Bihl Haus Arts has announced the opening of its first virtual exhibition, featuring multimedia artist Sabra Booth. Hot Pursuit: A Visual Commentary on Climate Change will chart a decade and a half of Booth’s projects, all centered on the causes and effects of what is now widely considered a global climate crisis.
The exhibition will open with a virtual reception Aug. 15 from 2 to 4 p.m., with Bihl Haus Executive Director Kellen McIntyre interviewing Booth, and featuring guest appearances by Marianna Wright, executive director of the National Butterfly Center, and Denise Richter, who implemented the Palo Alto College recycling program in 2009.
Registration is requested for the event, which will be held on the Zoom videoconferencing platform. Following the reception, the exhibition will be viewable using 360-degree, 3D technology, McIntyre said, thanks to the technological prowess of Claudia Loya, Bihl Haus social media director.
A lifetime of warnings
One multimedia project in the exhibition is Slick, which Booth undertook following the 2010 BP Deepwater Horizon oil spill disaster. Visiting the Gulf Coast, Booth made prints of local flora, took photographs of oil refineries and marine life, and brought these together in book form along with rubber petroleum refinery gaskets.
Emerging in 2010 from what was previously the hottest decade on record, did printmaker Sabra Booth expect her next 10 years of climate change-themed artwork to track an even hotter decade?
“Sadly, yes,” Booth said. “I trust the experts, the scientists in our world to speak the truth. … Really almost my whole lifetime the warnings have been out there.”
Booth was born in the late 1960s and grew into adulthood around the time that the Exxon Mobil company’s private research recognized the influence of fossil fuels on the global climate. She traces her own arc of environmental consciousness through the Exxon Valdez oil spill disaster in 1989, the gradual warming of the world’s oceans, the Gulf oil spill, all the way through the coronavirus pandemic, which she said is “tied directly into our interaction with nature.”
As humans colonize more and more of the world they come into closer contact with animal species, and the contagions they carry, more frequently, Booth explained, recognizing that the virus was likely transmitted to humans through bats. She also pointed out that the recent derecho, or ‘inland hurricane’ that devastated crops in Iowa shows that areas once thought protected from increasing oceanic storm activity won’t be spared.
It all makes her current exhibition timely, she said. “It’s what’s happening with COVID,” she said. “There’s the science side of it, and then there’s the political side of it, and it’s really difficult to get political movement. And that’s where the power is within the state to make effective change for the betterment of the planet.”
The importance of dialogue
Some viewers might recognize Coral Cadence, an immersive installation included in the Luminaria Contemporary Arts Festival in 2009. The installation has been recreated in a custom-built room inside Bihl Haus for Hot Pursuit, incorporating silkscreen prints using fluorescent inks brightly illuminated by blacklights.

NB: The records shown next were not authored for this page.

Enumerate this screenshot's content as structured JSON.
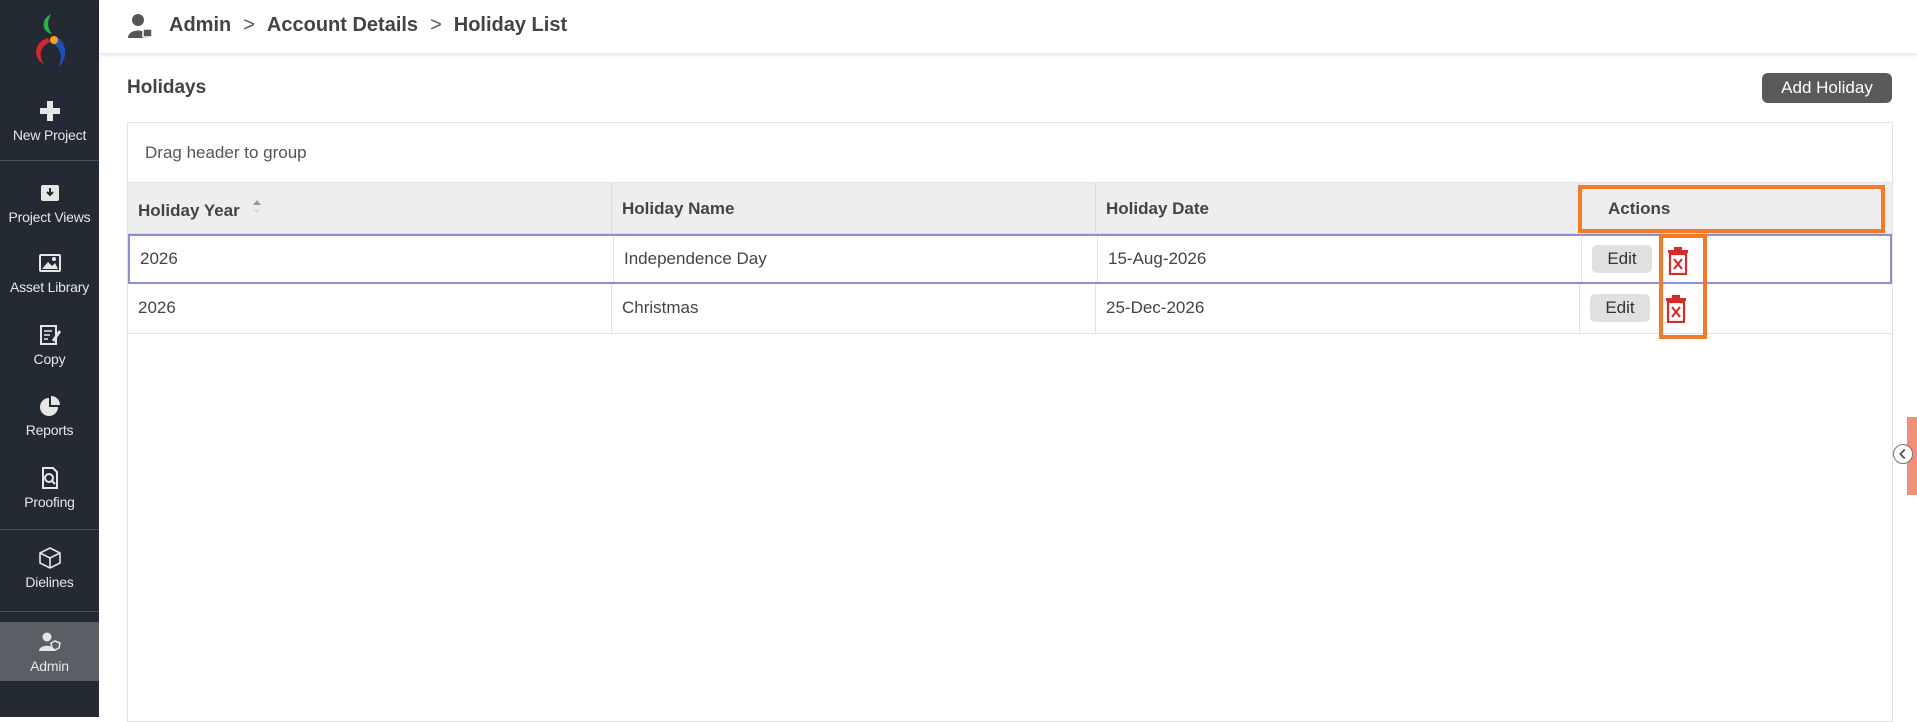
{
  "sidebar": {
    "items": [
      {
        "label": "New Project",
        "icon": "plus-icon"
      },
      {
        "label": "Project Views",
        "icon": "inbox-icon"
      },
      {
        "label": "Asset Library",
        "icon": "image-icon"
      },
      {
        "label": "Copy",
        "icon": "edit-document-icon"
      },
      {
        "label": "Reports",
        "icon": "pie-chart-icon"
      },
      {
        "label": "Proofing",
        "icon": "search-document-icon"
      },
      {
        "label": "Dielines",
        "icon": "box-icon"
      },
      {
        "label": "Admin",
        "icon": "admin-user-icon"
      }
    ]
  },
  "breadcrumb": {
    "items": [
      "Admin",
      "Account Details",
      "Holiday List"
    ],
    "separator": ">"
  },
  "page": {
    "title": "Holidays",
    "add_button": "Add Holiday"
  },
  "grid": {
    "group_panel": "Drag header to group",
    "columns": [
      "Holiday Year",
      "Holiday Name",
      "Holiday Date",
      "Actions"
    ],
    "rows": [
      {
        "year": "2026",
        "name": "Independence Day",
        "date": "15-Aug-2026"
      },
      {
        "year": "2026",
        "name": "Christmas",
        "date": "25-Dec-2026"
      }
    ],
    "edit_label": "Edit"
  },
  "colors": {
    "sidebar_bg": "#232a33",
    "highlight": "#f47a2a",
    "delete_red": "#d62b2b",
    "selected_row_border": "#8a8fd6"
  }
}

As the prints progress down the corridor, Booth said, they gradually fade into colorlessness, representing the bleaching of coral reefs due to warming oceans that would normally lend vitality.

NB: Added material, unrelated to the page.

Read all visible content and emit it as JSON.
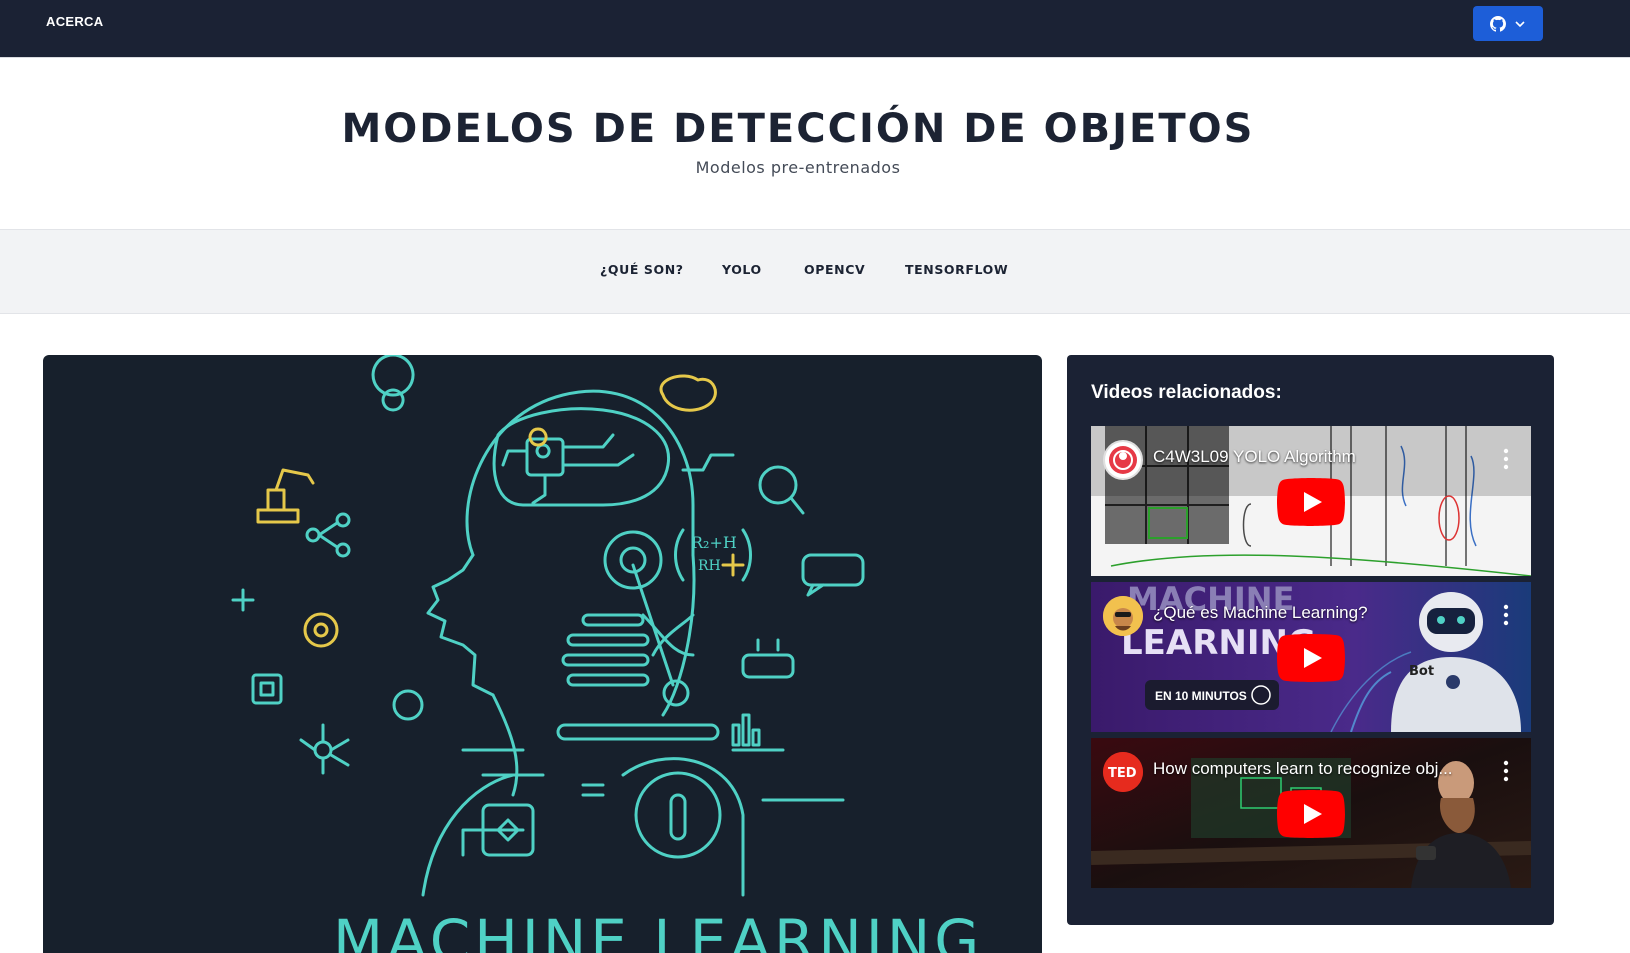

Though Booth admits she is pessimistic about the possibility for concerted effort to reverse the course of climate change, she allows that individual efforts can make a difference. Like Richter, Booth helped start a recycling program while in graduate school at the Cranbrook Academy of Art in the early 1990s.
She said the hope lies with those who will inherit the planet. “It’s … getting the next generation engaged, in a creative sense and also in having a feeling for stewardship of the planet. And that it’s their planet to take care of or to lose.”
Though some might simply respond to the beauty of Coral Cadence, or the humor in some of her other artwork, Booth ultimately aims to provoke dialogue.
When Slick was shown at the Rockport Center for the Arts in 2013, Booth had an unexpected encounter.
“I had one of the CEOs of Chevron sitting in my installation in Rockport, and we had a conversation,” Booth said. “It was very revealing about the industry view, … although he really liked the piece and what I’d done.”
Hot Pursuit: A Visual Commentary on Climate Change will be on view on the Bihl Haus website through Oct. 17, with Booth’s commentary on her work, and clickable labels for further information.